4. Kubernetes concept

  • Master: controller node of a cluster. Each cluster requires at least one Master node to manage and control the cluster
  • Node: workload nodes. The Master allocates containers to these node work nodes. Container engines on node nodes are responsible for running containers. Node is the host on which the Pod actually runs. It can be a physical machine or a virtual machine. To manage pods, each Node must run at least the Container Runtime (such as Docker or RKT),kubeletkube-proxyService.
  • Pod: The basic unit of kubernetes scheduling. Kubernetes uses pods to manage containers, and each Pod can contain one or more tightly related containers
  • Controller: A Controller used to manage pods, such as starting, stopping, scaling, and so on. There are many types of controllers, and different controllers have different application scenarios.

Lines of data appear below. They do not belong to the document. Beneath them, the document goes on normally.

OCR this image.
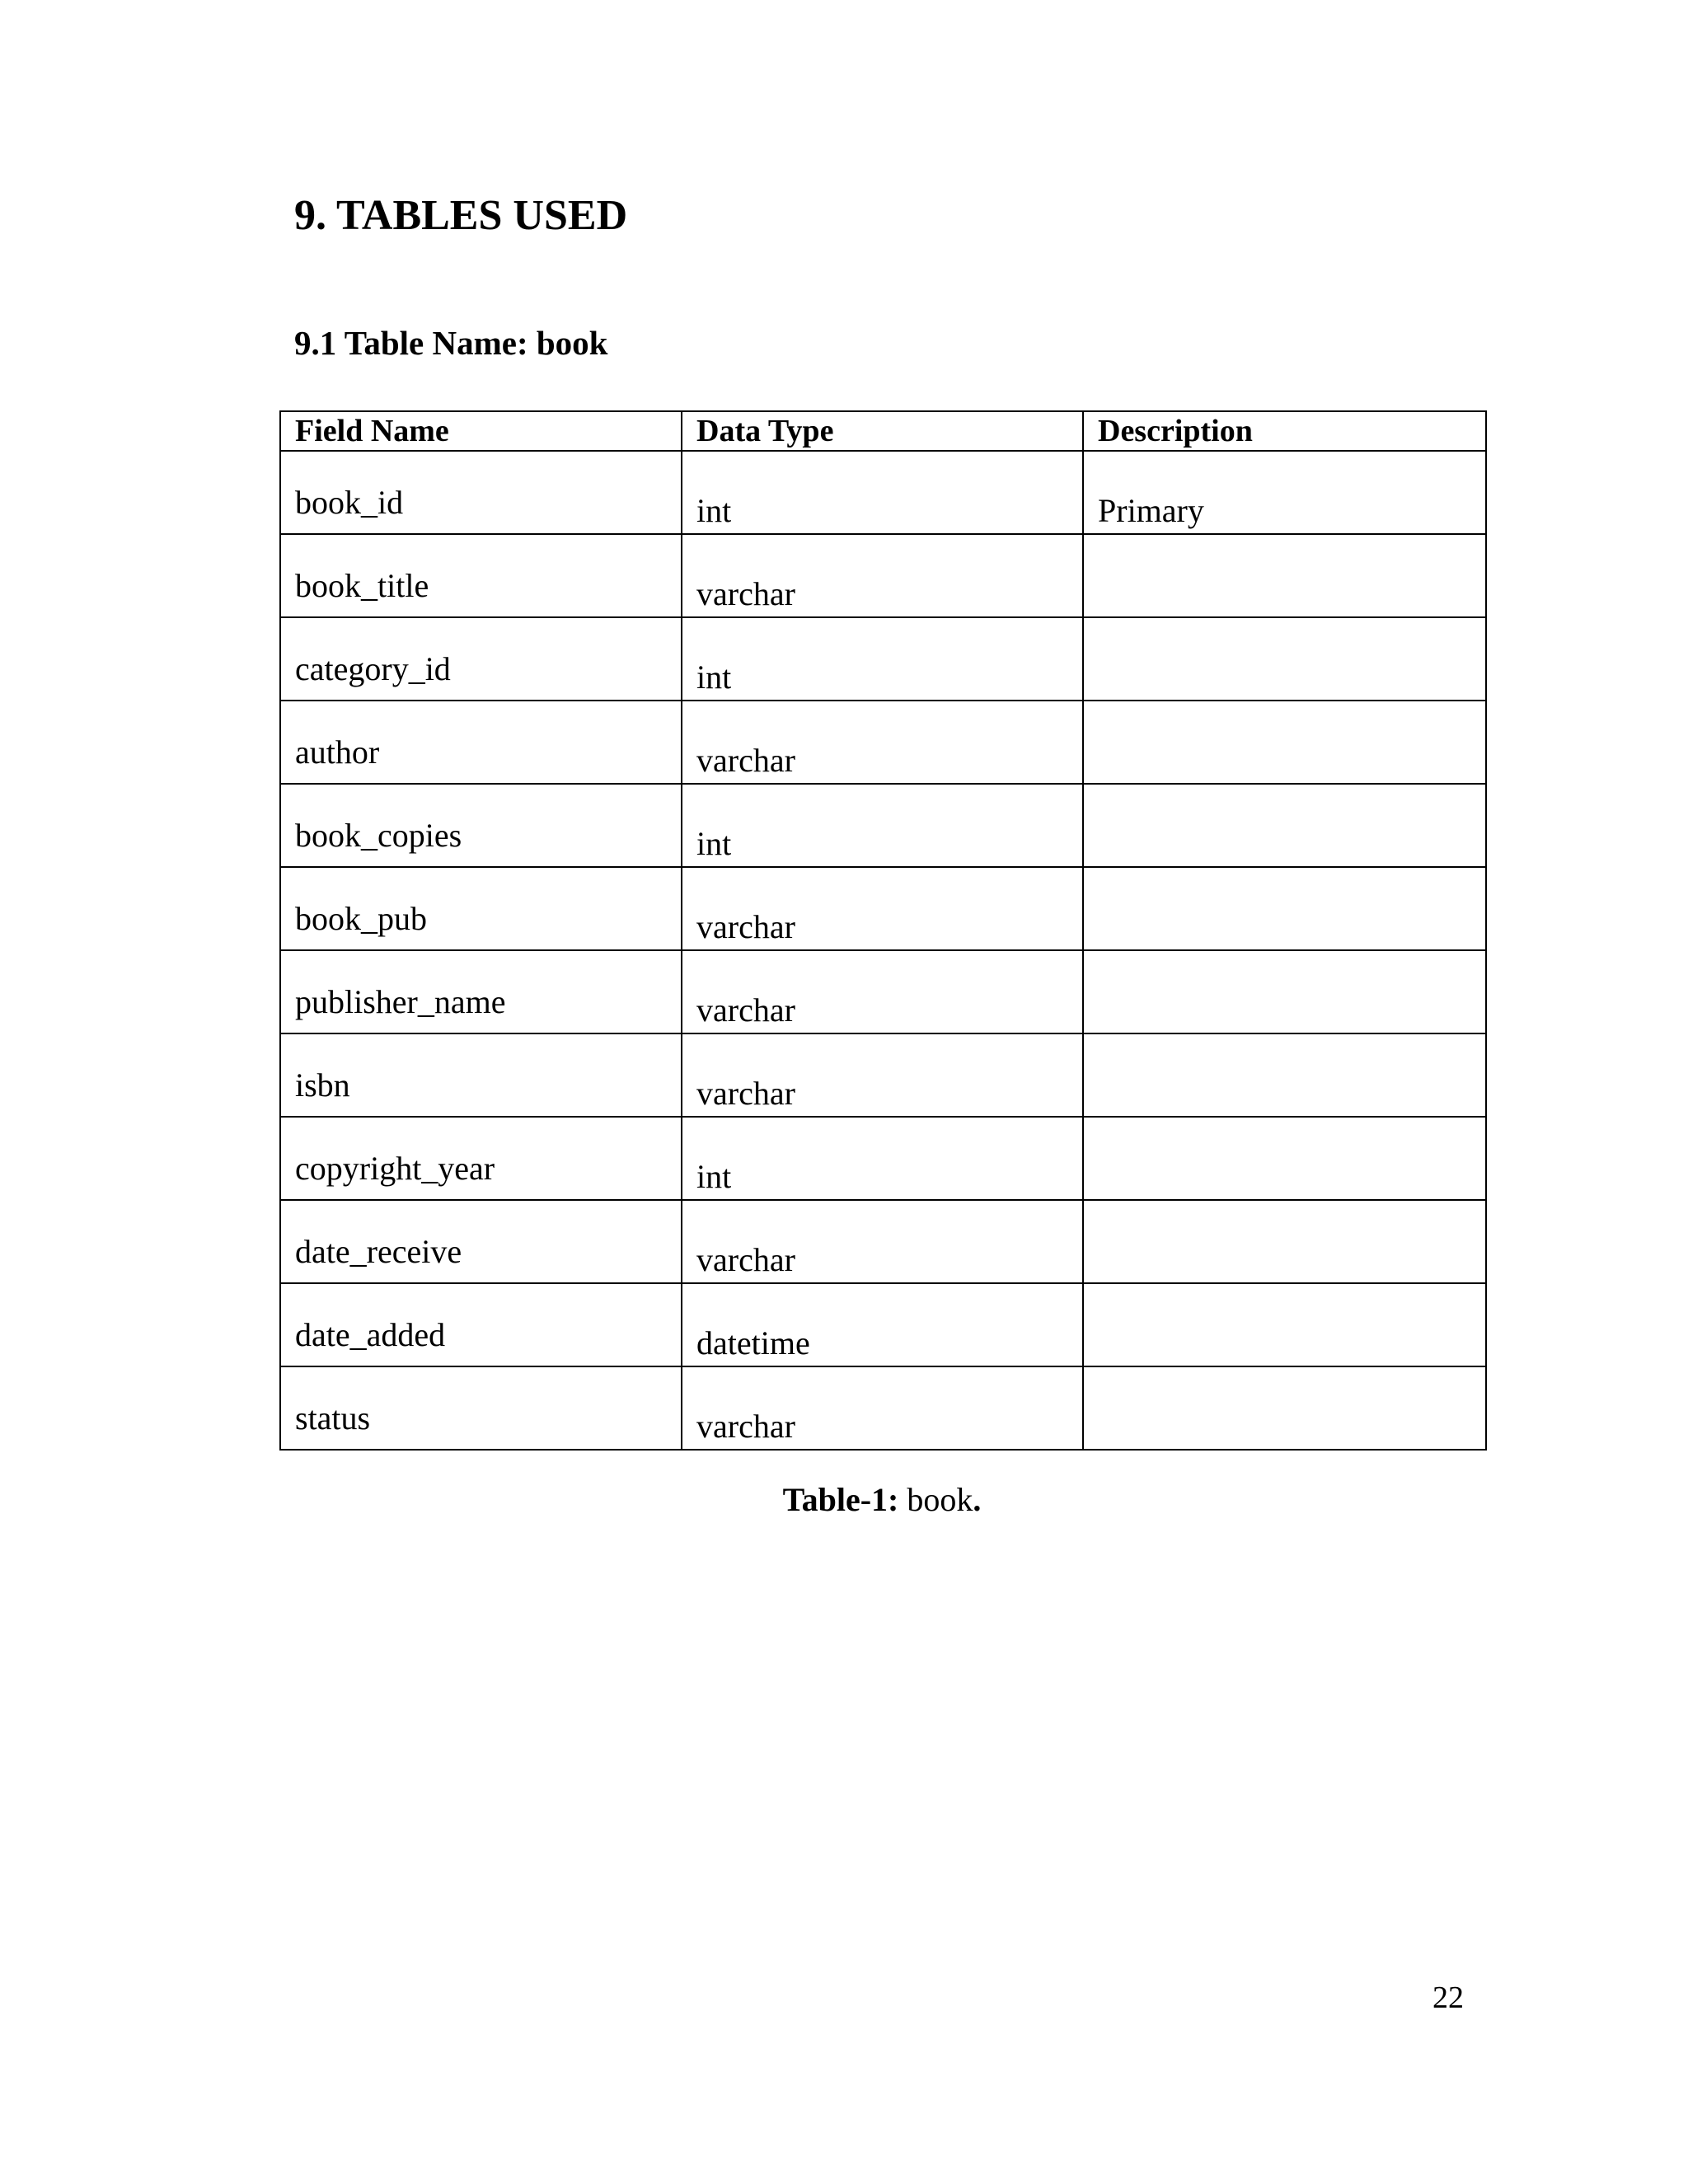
9. TABLES USED
9.1 Table Name: book
Field Name	Data Type	Description

book_id	int	Primary

book_title	varchar	

category_id	int	

author	varchar	

book_copies	int	

book_pub	varchar	

publisher_name	varchar	

isbn	varchar	

copyright_year	int	

date_receive	varchar	

date_added	datetime	

status	varchar	

Table-1: book.
22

  • Service: Service is an abstraction of application services. Labels provide load balancing and Service discovery for applications. A unified portal for pod external services. Multiple PODS of the same class can be maintained below.
    • The Pod IP and port list matching labels form endpoints, and kube-proxy is responsible for balancing the service IP load to these endpoints.
    • Each Service is automatically assigned a cluster IP (a virtual address accessible only within the cluster) and a DNS name. Other containers can access the Service from this address or DNS without knowing about the operation of the back-end container.
  • Label: Label is a Label that identifies a Kubernetes object and is attached to it as a key/value. Tag, used to classify pods. Pods of the same class will have the same tag.
  • NameSpace: A NameSpace is an abstract collection of resources and objects. A namespace used to isolate the pod’s runtime environment.
  • Container: Container is a portable and lightweight operating system-level virtualization technology. It uses namespace to isolate different software runtime environments and mirror the runtime environment of the contained software, making it easy for the container to run anywhere.